La crise politique s’intensifie au Canada. Chrystia Freeland, vice-Première ministre et ministre des Finances, a annoncé lundi sa démission, marquant un coup dur pour le gouvernement de Justin Trudeau en plein tumulte économique.
Dans une lettre adressée au Premier ministre et diffusée sur X, Chrystia Freeland a justifié son départ par des « désaccords » avec Justin Trudeau concernant la stratégie à adopter face à l’escalade des tensions commerciales avec les États-Unis. « Nous nous trouvions en désaccord sur la meilleure voie à suivre pour le Canada », a-t-elle écrit, soulignant la gravité des « grands défis » auxquels le pays est confronté.
Cette décision intervient alors que Donald Trump, récemment élu président des États-Unis, menace d’imposer des droits de douane de 25 % à ses voisins, une mesure qui a créé un véritable séisme au Canada, dont 75 % des exportations dépendent du marché américain.
Une figure incontournable quitte le navire
Chrystia Freeland, 56 ans, était une figure centrale du gouvernement Trudeau depuis 2015. Ancienne journaliste polyglotte, elle avait successivement occupé les postes de ministre du Commerce international, des Affaires étrangères et des Finances, devenant la première femme à occuper cette dernière fonction. Elle était aussi souvent citée comme une successeure potentielle de Justin Trudeau à la tête du Parti libéral.
Pour lui succéder, Dominic LeBlanc, ministre chevronné et proche de Justin Trudeau, a immédiatement pris ses fonctions. Il devra notamment mener les négociations avec l’administration Trump. Dans un contexte économique tendu, son entrée en poste coïncide avec l’annonce d’un déficit budgétaire de 62 milliards de dollars canadiens, soit 15 milliards d’euros au-dessus des prévisions.
Cette démission a provoqué une nouvelle onde de choc dans le paysage politique canadien. Elle intervient alors qu’un autre ministre, Sean Fraser (Logement), a quitté le gouvernement le même jour pour des « raisons familiales ». Le chef de l’opposition conservatrice, Pierre Poilievre, n’a pas tardé à réagir, dénonçant une « perte de contrôle » du Premier ministre. « Justin Trudeau s’accroche au pouvoir, mais cela ne peut plus durer », a-t-il déclaré en conférence de presse. De son côté, Donald Trump n’a pas manqué d’enfoncer le clou. Sur son réseau Truth Social, le président élu américain a qualifié Chrystia Freeland de « toxique », estimant que son comportement était « nuisible à la conclusion de bons accords pour les Canadiens ».
Une « panique » politique
L’affaiblissement du gouvernement Trudeau survient dans un climat de panique croissante. Fin novembre, le Premier ministre avait effectué un déplacement express en Floride pour rencontrer Donald Trump. Depuis, il multiplie les consultations avec les chefs des provinces, dont Doug Ford, à la tête de l’Ontario, qui a menacé de couper les exportations d’électricité vers les États-Unis en réponse aux mesures douanières.

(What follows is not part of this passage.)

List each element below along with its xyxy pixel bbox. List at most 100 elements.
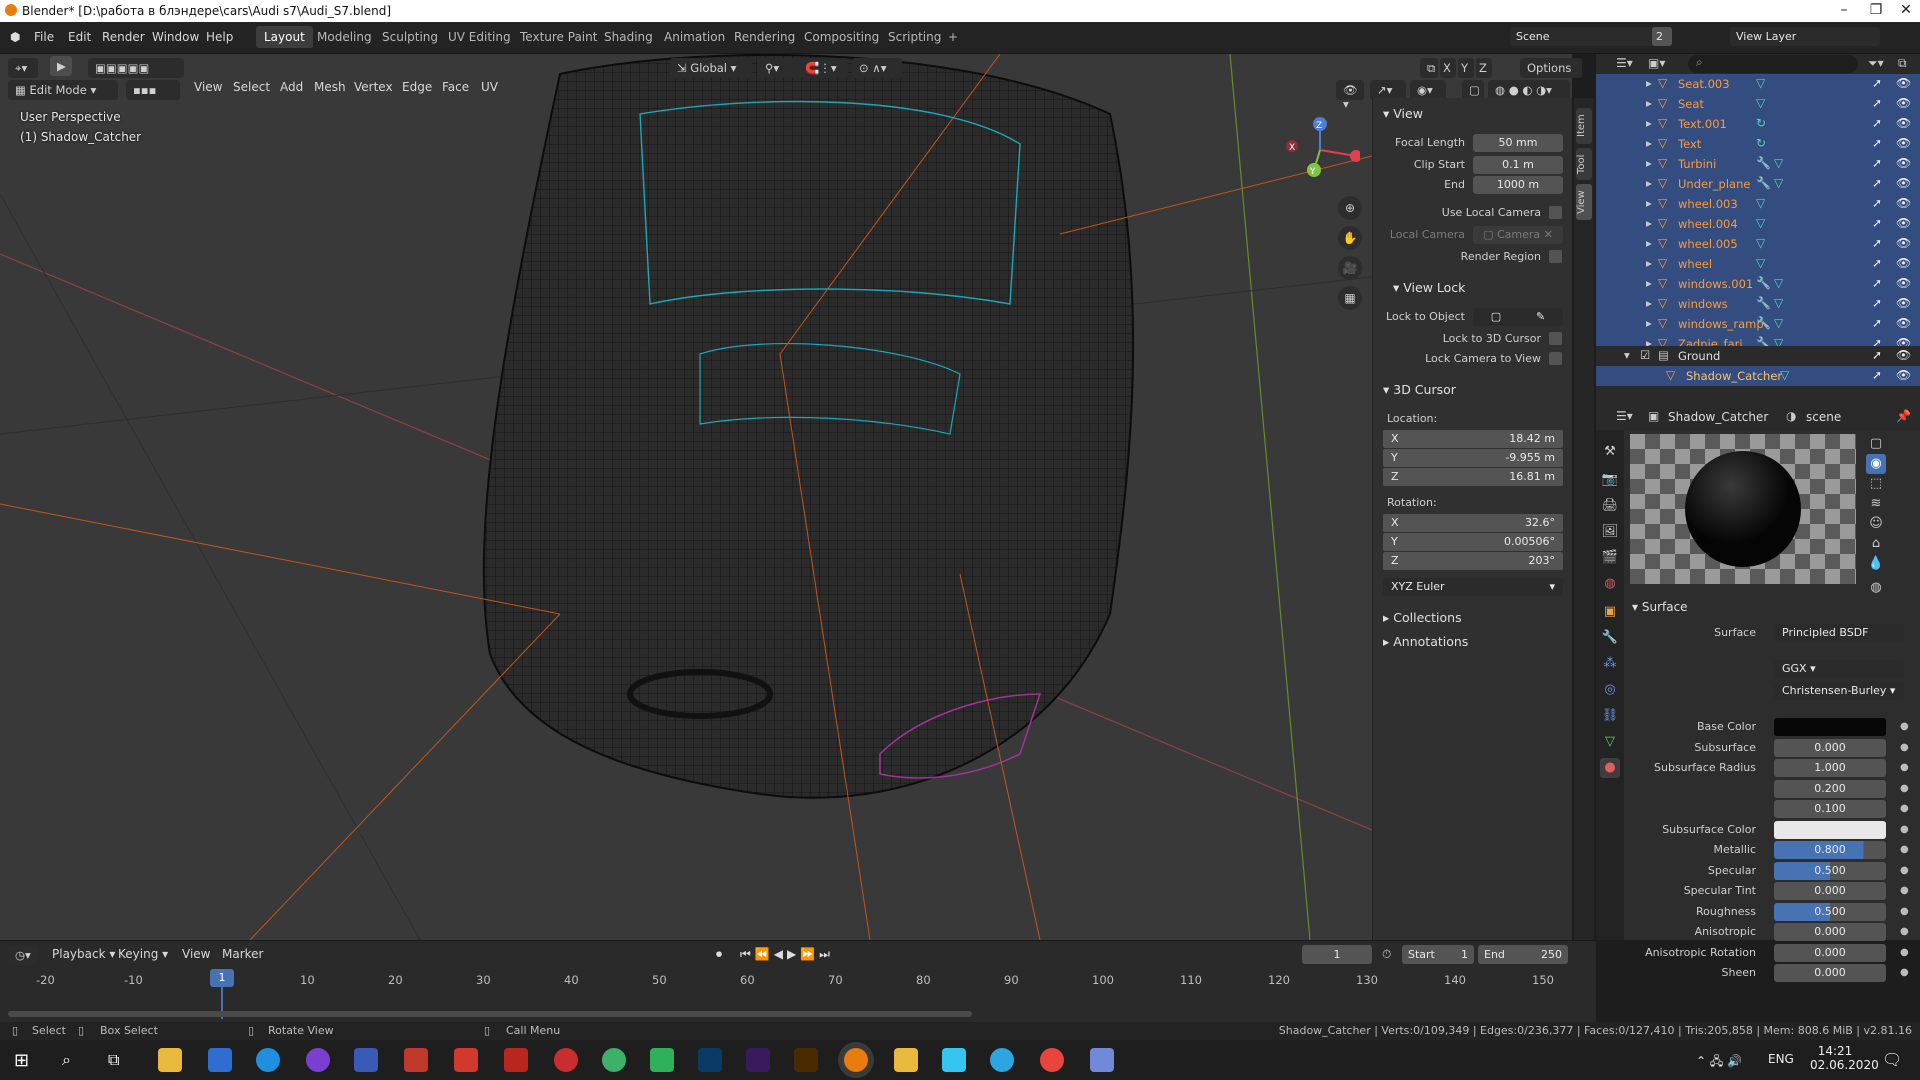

Les analystes politiques estiment que la position de Justin Trudeau est de plus en plus fragilisée. Lori Turnbull, professeure à l’Université Dalhousie, juge que cette démission place le gouvernement dans un état de « choc et panique ». « Il est beaucoup plus difficile pour Trudeau de rester en place. Il perd une certaine légitimité », analyse-t-elle.
Alors que les prochaines élections législatives sont prévues au plus tard en octobre 2025, plusieurs experts anticipent des élections anticipées si la situation continue de se dégrader. Pour Justin Trudeau, la bataille pour conserver son leadership semble plus incertaine que jamais.